By: Comunicaciones CR2
On October 1st, the book “Climate Change: Learning from Complexity” was launched, edited by Laura Gallardo from the Department of Geophysics and Axel Osses from the Department of Mathematical Engineering—both from the Faculty of Physical and Mathematical Sciences (FCFM) at the University of Chile—and Anahí Urquiza, academic from the Faculty of Social Sciences, who are also part of the Center for Climate Science and Resilience, CR2. The event was held in the Ignacio Domeyko Hall of the Central House and was attended by various national and academic authorities.
The conversation panel included Laura Gallardo, book editor and CR2 researcher and academic from the University of Chile’s Department of Geophysics; Teresa Matus, Dean of the Faculty of Social Sciences at the University of Chile; and Andrea Rudnick, Head of Environment A&I, BHP Minerals Americas.
The book aims to delve into the particularities of the Earth system and the complexity of the current climate crisis, explaining, in simple language, how science faces the challenge of anthropogenic climate change.
The work was generated from a collective learning process, where diverse perspectives and areas of knowledge converge. Laura Gallardo, an academic from FCFM’s Department of Geophysics, valued this joint work. “The very birth of the center inspired this. We knew we were addressing a very complex problem, and we knew we required an interdisciplinary approach and, possibly, also a transdisciplinary one; that is, having a much greater combination of the various disciplines that converge to address a problem like climate change and also with the idea of building bridges with decision-making.”
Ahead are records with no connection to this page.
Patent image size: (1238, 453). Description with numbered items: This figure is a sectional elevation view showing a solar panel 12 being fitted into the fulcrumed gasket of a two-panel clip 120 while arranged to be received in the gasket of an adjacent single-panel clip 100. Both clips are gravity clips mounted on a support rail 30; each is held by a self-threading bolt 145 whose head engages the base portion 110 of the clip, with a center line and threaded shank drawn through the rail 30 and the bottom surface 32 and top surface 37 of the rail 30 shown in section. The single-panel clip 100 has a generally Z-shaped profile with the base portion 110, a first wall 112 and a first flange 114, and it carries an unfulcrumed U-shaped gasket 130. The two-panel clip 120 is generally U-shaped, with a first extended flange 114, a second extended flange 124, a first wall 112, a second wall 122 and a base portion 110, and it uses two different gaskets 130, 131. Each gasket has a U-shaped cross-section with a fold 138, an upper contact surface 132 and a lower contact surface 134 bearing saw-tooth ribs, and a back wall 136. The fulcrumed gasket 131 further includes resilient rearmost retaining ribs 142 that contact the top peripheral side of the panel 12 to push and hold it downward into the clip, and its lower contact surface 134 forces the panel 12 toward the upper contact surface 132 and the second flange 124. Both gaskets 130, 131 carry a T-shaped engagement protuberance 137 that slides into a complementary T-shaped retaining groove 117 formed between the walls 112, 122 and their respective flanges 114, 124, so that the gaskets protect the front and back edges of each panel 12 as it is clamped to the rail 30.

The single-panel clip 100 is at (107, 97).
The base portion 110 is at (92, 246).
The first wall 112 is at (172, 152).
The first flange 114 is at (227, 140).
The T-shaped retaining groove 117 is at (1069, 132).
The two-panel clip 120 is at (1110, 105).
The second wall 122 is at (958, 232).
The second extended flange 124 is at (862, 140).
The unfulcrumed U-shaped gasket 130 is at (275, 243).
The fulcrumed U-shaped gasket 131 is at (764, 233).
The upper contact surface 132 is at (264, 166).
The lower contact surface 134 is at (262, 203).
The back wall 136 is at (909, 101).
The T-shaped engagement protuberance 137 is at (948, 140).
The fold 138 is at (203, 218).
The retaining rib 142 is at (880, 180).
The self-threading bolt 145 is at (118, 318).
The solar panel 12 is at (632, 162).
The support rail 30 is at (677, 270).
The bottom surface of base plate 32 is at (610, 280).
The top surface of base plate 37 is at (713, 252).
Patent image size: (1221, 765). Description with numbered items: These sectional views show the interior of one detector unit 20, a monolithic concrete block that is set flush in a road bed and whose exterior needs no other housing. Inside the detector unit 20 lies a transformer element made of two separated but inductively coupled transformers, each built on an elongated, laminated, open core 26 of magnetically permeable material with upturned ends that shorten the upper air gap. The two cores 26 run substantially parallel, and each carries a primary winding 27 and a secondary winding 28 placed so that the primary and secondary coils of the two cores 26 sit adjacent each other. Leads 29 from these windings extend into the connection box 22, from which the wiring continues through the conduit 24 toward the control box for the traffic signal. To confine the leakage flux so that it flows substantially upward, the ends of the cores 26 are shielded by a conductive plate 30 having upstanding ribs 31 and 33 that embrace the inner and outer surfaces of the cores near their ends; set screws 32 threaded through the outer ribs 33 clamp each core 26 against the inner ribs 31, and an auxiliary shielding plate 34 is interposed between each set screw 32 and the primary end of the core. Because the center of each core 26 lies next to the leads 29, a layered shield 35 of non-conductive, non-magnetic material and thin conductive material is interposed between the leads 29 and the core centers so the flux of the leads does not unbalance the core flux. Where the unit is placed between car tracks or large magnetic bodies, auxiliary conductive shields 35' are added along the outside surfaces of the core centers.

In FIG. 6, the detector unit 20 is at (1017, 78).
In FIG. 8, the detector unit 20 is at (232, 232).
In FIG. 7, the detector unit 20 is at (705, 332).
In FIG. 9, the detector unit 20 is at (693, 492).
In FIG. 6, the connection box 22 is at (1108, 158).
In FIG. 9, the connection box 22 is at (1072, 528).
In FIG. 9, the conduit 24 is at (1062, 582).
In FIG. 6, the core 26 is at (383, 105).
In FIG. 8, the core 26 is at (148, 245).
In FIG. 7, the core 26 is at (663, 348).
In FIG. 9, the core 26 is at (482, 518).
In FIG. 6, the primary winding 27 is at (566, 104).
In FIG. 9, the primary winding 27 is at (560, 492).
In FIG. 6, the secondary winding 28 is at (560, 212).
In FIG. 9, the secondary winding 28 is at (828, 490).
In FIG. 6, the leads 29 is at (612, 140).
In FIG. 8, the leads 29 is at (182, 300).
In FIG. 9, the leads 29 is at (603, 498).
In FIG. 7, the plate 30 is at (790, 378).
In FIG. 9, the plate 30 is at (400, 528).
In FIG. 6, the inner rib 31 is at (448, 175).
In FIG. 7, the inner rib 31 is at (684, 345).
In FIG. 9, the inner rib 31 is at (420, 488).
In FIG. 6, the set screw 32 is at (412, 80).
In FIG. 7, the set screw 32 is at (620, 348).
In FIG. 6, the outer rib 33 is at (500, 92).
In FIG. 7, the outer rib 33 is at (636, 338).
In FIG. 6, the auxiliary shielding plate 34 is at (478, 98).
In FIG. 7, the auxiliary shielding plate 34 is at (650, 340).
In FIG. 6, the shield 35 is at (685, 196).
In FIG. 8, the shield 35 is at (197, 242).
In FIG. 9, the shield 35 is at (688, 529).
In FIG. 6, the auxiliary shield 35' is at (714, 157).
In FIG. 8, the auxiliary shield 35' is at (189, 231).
For his part, Axel Osses noted that “converting this complexity into something more approachable was possible thanks to the mix of authors because they come from social sciences, physical sciences, and mathematical sciences.” The Mathematical Engineering Department academic also stated that “Chile has an incredible opportunity to be in a good position regarding climate change, but we have a long way to go, we need young people to get involved. And perhaps one of the things we lack is, precisely, greater simplicity to reach all people.”
Another objective of the book was to disseminate the work developed by the Center for Climate Science and Resilience in its more than ten years of existence, a chapter authored by Bárbara Morales, head of CR2’s dialogue and interdisciplinary area. For her, the book “invited us to observe more theoretically how our center has evolved. It was a super enriching result and shows how an organization has to adapt, create new areas, create new dialogues, create methodologies to dialogue between disciplines, and generate bridges of dialogue to face this complexity that climate change presents to us.”
Editorial Universitaria published the book, which can be found in their store at Libertador Bernardo O’Higgins Avenue 1050.